NEW YORK – The American Clinical Laboratory Association (ACLA) and its member company HealthTrackRx said Wednesday that they have filed a lawsuit against the US Food and Drug Administration challenging the agency's May 6 final rule on laboratory-developed tests (LDTs).

With the suit, which was filed in the US District Court for the Eastern District of Texas, ACLA aims to establish that the recently published final rule giving the FDA oversight of LDTs exceeds the agency's legal authority. It has requested that the court enter a declaratory judgment that the FDA cannot legally regulate LDTs under the Federal Food, Drug, and Cosmetic Act (FDCA) and enter an order vacating the final rule and enjoining the agency from enforcing it.

The FDA has maintained for more than three decades that is has the authority to regulate LDTs under the FDCA. It has historically declined to exercise this supposed authority, instead adopting what it has called a policy of enforcement discretion.

More recently, however, the agency argued that its policy of enforcement discretion was no longer appropriate given the increasing complexity of LDTs and their ubiquity throughout the healthcare system, including for the diagnoses and management of life-threatening conditions.

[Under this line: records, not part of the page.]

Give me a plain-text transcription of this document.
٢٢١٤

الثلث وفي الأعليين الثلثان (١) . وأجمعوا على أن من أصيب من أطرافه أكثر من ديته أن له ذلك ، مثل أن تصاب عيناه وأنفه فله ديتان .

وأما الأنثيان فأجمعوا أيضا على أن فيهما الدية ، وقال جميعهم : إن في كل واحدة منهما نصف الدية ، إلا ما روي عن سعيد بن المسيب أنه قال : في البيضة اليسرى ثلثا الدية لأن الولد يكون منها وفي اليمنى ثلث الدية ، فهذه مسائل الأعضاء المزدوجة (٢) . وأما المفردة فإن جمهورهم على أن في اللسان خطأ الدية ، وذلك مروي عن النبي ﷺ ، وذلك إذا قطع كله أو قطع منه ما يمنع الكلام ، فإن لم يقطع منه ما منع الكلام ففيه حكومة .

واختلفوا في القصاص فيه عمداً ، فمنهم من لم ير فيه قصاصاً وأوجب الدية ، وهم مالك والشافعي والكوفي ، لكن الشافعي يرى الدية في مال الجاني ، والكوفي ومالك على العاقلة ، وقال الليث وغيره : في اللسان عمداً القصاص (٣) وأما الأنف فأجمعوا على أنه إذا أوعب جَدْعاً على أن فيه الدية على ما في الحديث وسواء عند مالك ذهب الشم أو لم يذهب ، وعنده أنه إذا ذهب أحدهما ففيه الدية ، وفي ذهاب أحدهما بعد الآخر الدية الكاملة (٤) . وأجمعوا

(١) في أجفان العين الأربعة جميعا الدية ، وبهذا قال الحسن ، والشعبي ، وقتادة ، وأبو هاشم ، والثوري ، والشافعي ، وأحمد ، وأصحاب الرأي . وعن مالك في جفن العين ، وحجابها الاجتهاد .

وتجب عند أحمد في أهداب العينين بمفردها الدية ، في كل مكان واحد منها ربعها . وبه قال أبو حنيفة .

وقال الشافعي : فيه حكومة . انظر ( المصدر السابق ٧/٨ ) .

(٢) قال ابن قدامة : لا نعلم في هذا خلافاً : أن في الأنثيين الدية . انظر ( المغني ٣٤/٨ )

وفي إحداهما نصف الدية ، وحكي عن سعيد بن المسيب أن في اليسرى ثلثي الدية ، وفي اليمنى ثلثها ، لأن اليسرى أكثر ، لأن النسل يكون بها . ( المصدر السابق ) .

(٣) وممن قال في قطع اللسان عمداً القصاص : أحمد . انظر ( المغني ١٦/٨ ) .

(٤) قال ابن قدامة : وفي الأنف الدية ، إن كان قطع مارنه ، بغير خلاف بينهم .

It also noted that a number of vendors had begun offering their tests as LDTs as a way of avoiding FDA regulation, even though these tests were marketed to large and diverse customer bases much like traditional IVDs.

Following the collapse in 2022 of Congress' effort to pass legislation giving the agency explicit oversight of LDTs, the agency began its own efforts to regulate these tests through the rulemaking process. This effort was opposed by much of the clinical lab industry, which has raised concerns that FDA oversight will hamper lab innovation and flexibility, limiting test development and, ultimately, harming patient care. When the FDA published its final rule on LDTs in May, a legal challenge to the rule was widely expected.

During a press call to discuss the lawsuit, ACLA President Susan Van Meter and ACLA Chair and CEO of Mayo Clinic Laboratories William Morice detailed the organization's problems with the final rule. They focused largely on the lab industry's longstanding concerns that FDA oversight will impair access to testing and hurt patients and its belief that the FDA lacks legal authority for the move.

Van Meter also highlighted specific provisions in the final rule, raising in particular the large number of carve-outs, which she said both called into question the need for FDA oversight while creating "enormous regulatory uncertainty."

"Indeed, the fact that the FDA found it necessary to establish a complex regulatory system with multiple carve-outs only serves to emphasize that the [medical] device regime is a terrible fit for laboratory testing services," she said.

Van Meter added that ACLA continues to advocate for a legislative approach to LDT regulation, noting that the organization remains "committed to working with Congress, FDA, and other stakeholders to advance appropriate legislation."